3 X 750 gr Cornish hens, jointed
freshly ground black pepper
8 bay leaves
2 sprigs of fresh rosemary
3 cloves of garlic, peeled (1 crushed, 2 sliced)
22 gr or 1 package of Cremini mushrooms, halved
1 pack of red pearl onions, peeled whole
1/2 bottle of red wine
extra virgin olive oil
6 anchovy fillets
1 handful of large green, stoned
2 x 400 gr good quality canned plum tomatoes
- Season the hen pieces with salt and freshly ground black pepper and put them into a bowl. Add the bay leaves, rosemary sprigs, and crushed clove of garlic and cover with red wine. Leave to marinate for at least one hour, but preferably overnight in the fridge.

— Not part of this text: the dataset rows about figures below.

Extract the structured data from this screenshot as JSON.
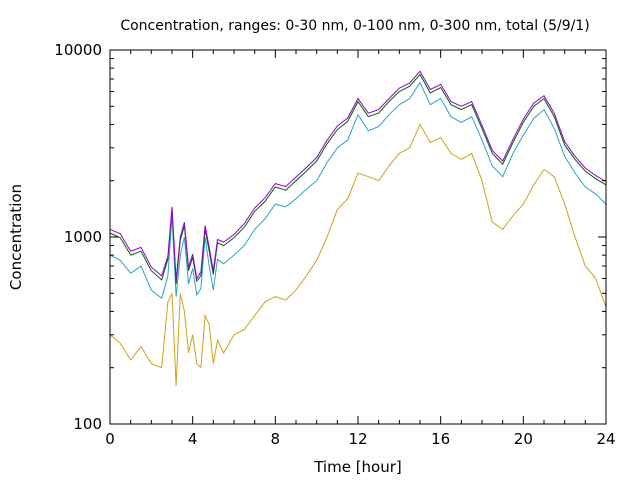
{
  "chart_data": {
    "type": "line",
    "title": "Concentration, ranges: 0-30 nm, 0-100 nm, 0-300 nm, total (5/9/1)",
    "xlabel": "Time [hour]",
    "ylabel": "Concentration",
    "xlim": [
      0,
      24
    ],
    "ylim": [
      100,
      10000
    ],
    "yscale": "log",
    "x_ticks": [
      0,
      4,
      8,
      12,
      16,
      20,
      24
    ],
    "y_ticks": [
      100,
      1000,
      10000
    ],
    "grid": false,
    "legend": "none",
    "x": [
      0,
      0.5,
      1,
      1.5,
      2,
      2.5,
      2.8,
      3,
      3.2,
      3.4,
      3.6,
      3.8,
      4,
      4.2,
      4.4,
      4.6,
      4.8,
      5,
      5.2,
      5.5,
      6,
      6.5,
      7,
      7.5,
      8,
      8.5,
      9,
      9.5,
      10,
      10.5,
      11,
      11.5,
      12,
      12.5,
      13,
      13.5,
      14,
      14.5,
      15,
      15.5,
      16,
      16.5,
      17,
      17.5,
      18,
      18.5,
      19,
      19.5,
      20,
      20.5,
      21,
      21.5,
      22,
      22.5,
      23,
      23.5,
      24
    ],
    "series": [
      {
        "color": "#d4a017",
        "values": [
          300,
          270,
          220,
          260,
          210,
          200,
          450,
          500,
          160,
          500,
          400,
          240,
          300,
          210,
          200,
          380,
          340,
          210,
          280,
          240,
          300,
          320,
          380,
          450,
          480,
          460,
          520,
          620,
          750,
          1000,
          1400,
          1600,
          2200,
          2100,
          2000,
          2400,
          2800,
          3000,
          4000,
          3200,
          3400,
          2800,
          2600,
          2800,
          2000,
          1200,
          1100,
          1300,
          1500,
          1900,
          2300,
          2100,
          1500,
          1000,
          700,
          600,
          420
        ]
      },
      {
        "color": "#2aa4c6",
        "values": [
          800,
          750,
          640,
          700,
          520,
          470,
          620,
          1300,
          480,
          800,
          1000,
          560,
          680,
          490,
          530,
          1000,
          700,
          520,
          760,
          720,
          800,
          900,
          1100,
          1250,
          1500,
          1450,
          1600,
          1800,
          2000,
          2500,
          3000,
          3300,
          4500,
          3700,
          3900,
          4500,
          5100,
          5500,
          6700,
          5100,
          5500,
          4400,
          4100,
          4400,
          3300,
          2400,
          2100,
          2800,
          3500,
          4300,
          4800,
          3800,
          2700,
          2200,
          1850,
          1700,
          1500
        ]
      },
      {
        "color": "#006400",
        "values": [
          1050,
          990,
          800,
          840,
          660,
          590,
          760,
          1400,
          560,
          960,
          1150,
          660,
          780,
          580,
          620,
          1100,
          840,
          630,
          930,
          900,
          990,
          1130,
          1370,
          1550,
          1850,
          1780,
          2000,
          2250,
          2550,
          3150,
          3750,
          4150,
          5300,
          4400,
          4600,
          5300,
          6000,
          6400,
          7400,
          5900,
          6300,
          5100,
          4800,
          5100,
          3800,
          2800,
          2450,
          3200,
          4100,
          5000,
          5500,
          4400,
          3100,
          2600,
          2250,
          2050,
          1900
        ]
      },
      {
        "color": "#9400d3",
        "values": [
          1100,
          1040,
          840,
          880,
          690,
          620,
          790,
          1450,
          590,
          1000,
          1200,
          690,
          810,
          600,
          650,
          1150,
          880,
          660,
          970,
          940,
          1030,
          1180,
          1430,
          1620,
          1930,
          1860,
          2090,
          2350,
          2660,
          3290,
          3920,
          4330,
          5500,
          4590,
          4800,
          5500,
          6250,
          6650,
          7700,
          6150,
          6550,
          5300,
          5000,
          5300,
          3950,
          2900,
          2550,
          3330,
          4270,
          5200,
          5700,
          4580,
          3230,
          2700,
          2340,
          2130,
          1980
        ]
      }
    ]
  }
}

- Preheat your oven to 350 degrees. Drain the Cornish hens, reserving the marinade, and pat dry with kitchen paper. Heat an ovenproof pan, add a splash of olive oil, and fry the Cornish hen pieces until browned lightly all over. Put to the side.
- Place the pan back on the heat and add the sliced garlic, pearl onions and Cremini mushrooms. Fry gently until golden brown, then add the anchovies, tomatoes (broken up with a wooden spoon) and the hen pieces with their reserved marinade. Bring to a boil, cover with a lid or a double thick layer of foil and bake in the preheated oven for 1 1/2 hours.
- Skim off any oil that’s collected on top of the sauce, then stir, taste and add a littel salt and pepper if necessary. Remove the bay leaves and rosemary sprigs, and serve with pasta, polenta, or beans and lots of good red wine.